Generation of thymic epithelial cells in mouse by blastocyst injection of induced pluripotent stem cells
10.3969/j.issn.1006-5725.2016.12.007
- VernacularTitle:体内诱导小鼠诱导性多能干细胞向胸腺上皮细胞分化的方法
- Author:
Cuiling WU
;
Wenling GUO
;
Hui LIANG
;
Ming SHI
;
Yuming ZHANG
- Publication Type:Journal Article
- Keywords:
Induced pluripotent stem cells;
Blastocyst;
Microinjection;
Thymus;
Chimera
- From:
The Journal of Practical Medicine
2016;32(12):1916-1919
- CountryChina
- Language:Chinese
-
Abstract:
Objective To examine an in vivo method for the differentiation of induced pluripotent stem cells (iPSCs) into thymic epithelial cells (TECs) in mice.
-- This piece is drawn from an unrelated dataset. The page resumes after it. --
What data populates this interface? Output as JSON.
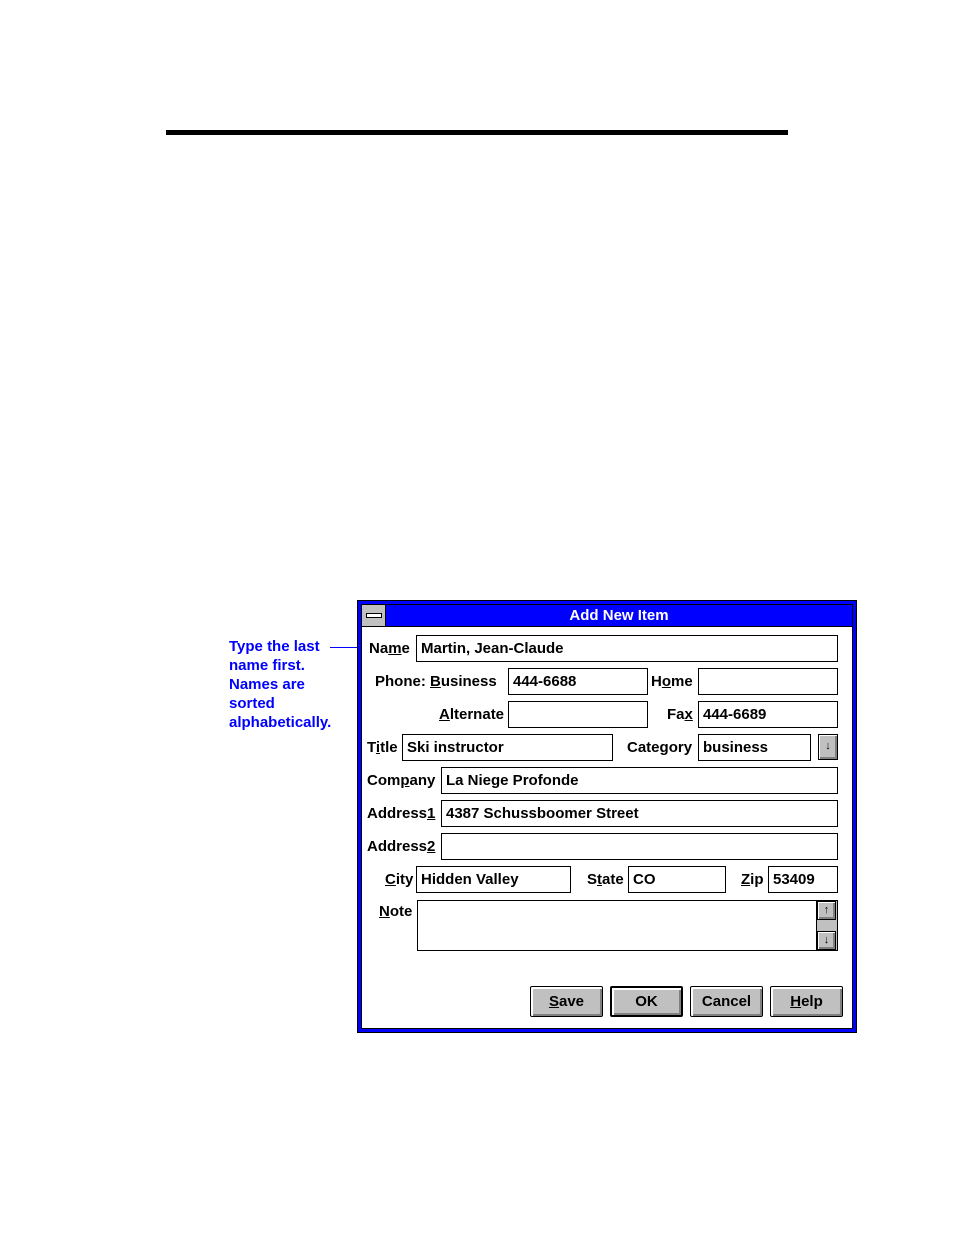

Methods Green fluorescent protein-expressing iPS cells, derived from C57BL/6 mice, were injected into blastocysts from ICR mice. Chimeric blastocysts were then transferred into uteri of E2.5 pseudopregnant mice. Chimeric mouse could be identified by coat color 10 days after birth. The chimeric thymus was transplanted under the renal capsule of BALB/c nude mice. The spleen was cut out from the thymus-transplanted nude mice and the cells were dispersed and analyzed by a flow cytometer 4 weeks after transplantation. Results Chimeras were born 17 days after embryo transfer and 13 live-born chimeras were obtained. The contribution of iPSC-derived cells in the chimeras ranged from 5% to at most 90%. Typical thymic epithelium structure consisted of green fluorescent protein-expressing cells in chimera. The iPSCs-derived thymic epithelial cells could support the generation of new T cells. Conclusion The results indicate that mouse iPS cells can differentiate in vivo towards normally functioning TECs.